One gadget we know is being debuted in just a few short hours is the new Apple Tablet. Apple’s Hype Machine has had interest in this not so new concept brewing to its current peak for months. It’s really incredible the art of Apple’s team in seeding the rumors, stirring the pot, and – for lack of a better term – manipulating the masses to have all eyes turned on Apple for what this Magic Tablet will be.
I’m not trying to be a downer here… I have incredible expectations for what Apple will unveil. It won’t be the techie specs that make it though, it’s going to be all that Apple has coordinated behind it. To be sure, there were a host of slick Windows OS Tablet/Slates shown off at CES. And then products like Amazon’s Kindle have put books on digital for quite some time. What I expect Apple to show off is an elegant piece of hardware with the functional, real-world use software tools that makes their Tablet consumer ready right out of the box. Great tech specs are nice, but more important is what you can do with it. Where others show off specs, tomorrow Apple is going to sell their new Tablet – not unlike the iPhone – on all the great things you can easily and intuitively do with it.

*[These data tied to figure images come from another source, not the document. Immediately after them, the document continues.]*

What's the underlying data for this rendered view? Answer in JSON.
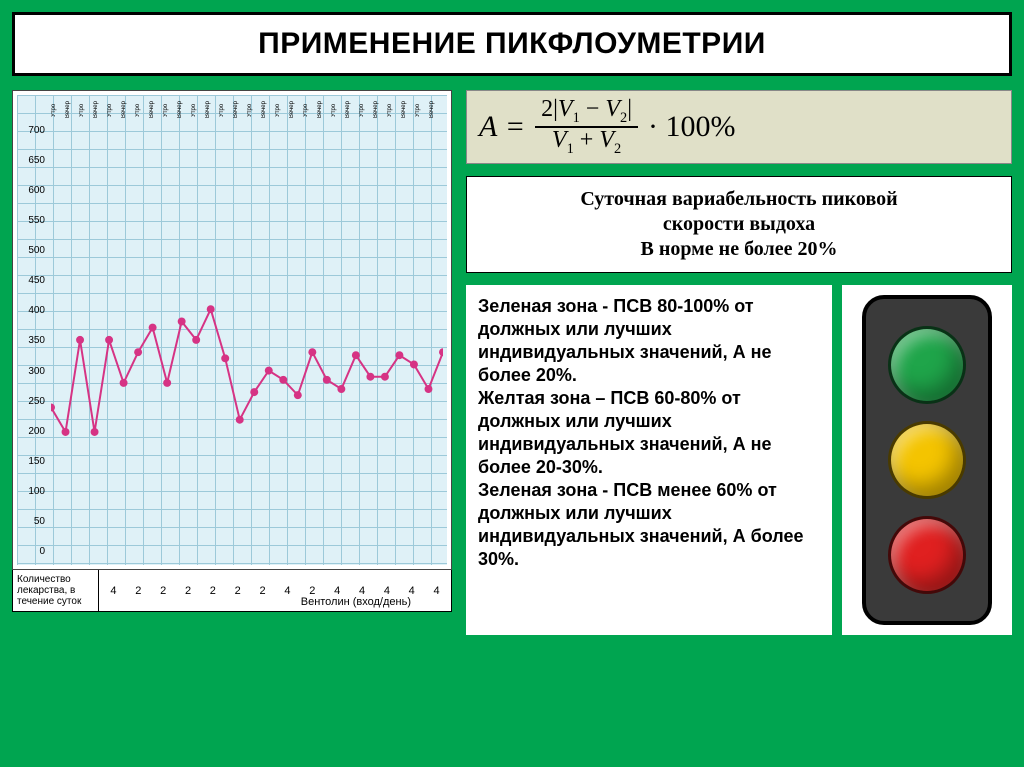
{
  "title": "ПРИМЕНЕНИЕ ПИКФЛОУМЕТРИИ",
  "chart": {
    "type": "line",
    "background_color": "#dff1f7",
    "grid_color": "#9cc9d9",
    "line_color": "#d63384",
    "marker_color": "#d63384",
    "marker_size": 4,
    "line_width": 2,
    "ylim": [
      0,
      700
    ],
    "ytick_step": 50,
    "yticks": [
      "700",
      "650",
      "600",
      "550",
      "500",
      "450",
      "400",
      "350",
      "300",
      "250",
      "200",
      "150",
      "100",
      "50",
      "0"
    ],
    "top_labels": [
      "Утро",
      "Вечер",
      "Утро",
      "Вечер",
      "Утро",
      "Вечер",
      "Утро",
      "Вечер",
      "Утро",
      "Вечер",
      "Утро",
      "Вечер",
      "Утро",
      "Вечер",
      "Утро",
      "Вечер",
      "Утро",
      "Вечер",
      "Утро",
      "Вечер",
      "Утро",
      "Вечер",
      "Утро",
      "Вечер",
      "Утро",
      "Вечер",
      "Утро",
      "Вечер"
    ],
    "values": [
      240,
      200,
      350,
      200,
      350,
      280,
      330,
      370,
      280,
      380,
      350,
      400,
      320,
      220,
      265,
      300,
      285,
      260,
      330,
      285,
      270,
      325,
      290,
      290,
      325,
      310,
      270,
      330
    ],
    "day_headers": [
      "Ср.",
      "",
      "",
      "Æ",
      "ар.",
      "",
      "",
      "Ср.",
      "",
      "",
      "Æ",
      "ар."
    ]
  },
  "bottom_table": {
    "label": "Количество лекарства, в течение суток",
    "cells": [
      "4",
      "2",
      "2",
      "2",
      "2",
      "2",
      "2",
      "4",
      "2",
      "4",
      "4",
      "4",
      "4",
      "4"
    ],
    "caption": "Вентолин (вход/день)"
  },
  "formula": {
    "lhs": "A =",
    "num": "2|V₁ − V₂|",
    "den": "V₁ + V₂",
    "tail": "· 100%"
  },
  "variability": {
    "line1": "Суточная вариабельность пиковой",
    "line2": "скорости выдоха",
    "line3": "В норме не более 20%"
  },
  "zones": {
    "text": "Зеленая зона - ПСВ 80-100% от должных или лучших индивидуальных значений, А не более 20%.\nЖелтая зона – ПСВ 60-80% от должных или лучших индивидуальных значений, А не более 20-30%.\nЗеленая зона - ПСВ менее 60% от должных или лучших индивидуальных значений, А более 30%."
  },
  "traffic_light": {
    "body_color": "#3a3a3a",
    "lights": [
      {
        "name": "green-light",
        "color": "#1fa54a"
      },
      {
        "name": "yellow-light",
        "color": "#f4c400"
      },
      {
        "name": "red-light",
        "color": "#e02020"
      }
    ]
  }
}
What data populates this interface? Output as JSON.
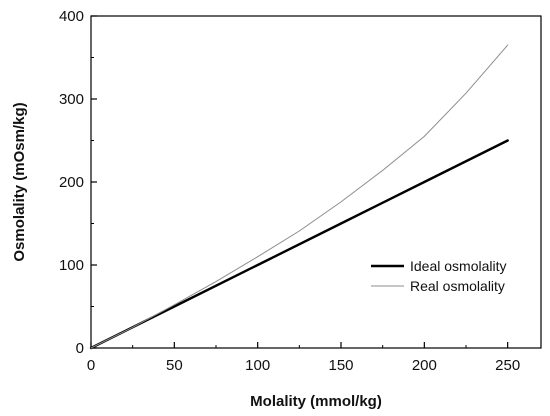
{
  "chart_data": {
    "type": "line",
    "xlabel": "Molality (mmol/kg)",
    "ylabel": "Osmolality (mOsm/kg)",
    "xlim": [
      0,
      270
    ],
    "ylim": [
      0,
      400
    ],
    "x_ticks": [
      0,
      50,
      100,
      150,
      200,
      250
    ],
    "y_ticks": [
      0,
      100,
      200,
      300,
      400
    ],
    "x_minor_step": 25,
    "y_minor_step": 50,
    "grid": false,
    "legend_position": "lower-right",
    "series": [
      {
        "name": "Ideal osmolality",
        "color": "#000000",
        "style": "thick",
        "x": [
          0,
          50,
          100,
          150,
          200,
          250
        ],
        "y": [
          0,
          50,
          100,
          150,
          200,
          250
        ]
      },
      {
        "name": "Real osmolality",
        "color": "#8c8c8c",
        "style": "thin",
        "x": [
          0,
          25,
          50,
          75,
          100,
          125,
          150,
          175,
          200,
          225,
          250
        ],
        "y": [
          0,
          25,
          52,
          80,
          110,
          141,
          176,
          214,
          255,
          307,
          365
        ]
      }
    ]
  }
}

As an iPhone on steroids, out of the box the Apple Tablet should already have the same function and support as an iPhone. But more than that – it’s said to be the right product with the right display technology to take the ‘old media’ experience to digital. Translation: getting magazines, newspapers, and, of course, books in an agreeable and appealing display format. While it’s all been done before, Apple tends to be ground-breaking by providing a solution with a software accessibility that has everyone wanting to use it.
Reportedly, a huge segment Apple is after with the Tablet is education. McGraw-Hill has already spilled the beans that they’re excited about their deal to make their textbooks available via the Apple device. If the usability is up to all the hype that Apple’s brought upon their tablet – just this one segment alone is a game changer. At all levels, from grade school to university, printed books consume considerable financial and physical resources. Worse, when books are updated – prior editions become obsoleted forcing schools and students to buy the latest editions new. The proof is in the pudding, but this could be Apple’s ticket if they deliver a model for education that shows a long term cost benefit whereby the tablet with eBooks replaces those traditional printed texts. And of course, the Tablet is far more than just a glorified Kindle in doing this too.
The possibilities are whatever one can imagine. I expect a lot of what has been imagined will be delivered in the new Apple tablet. It’s not going to be about the raw specs, it’s going to be about all the things people have imagined doing with a tablet and Apple having the software and deals in place that make it real.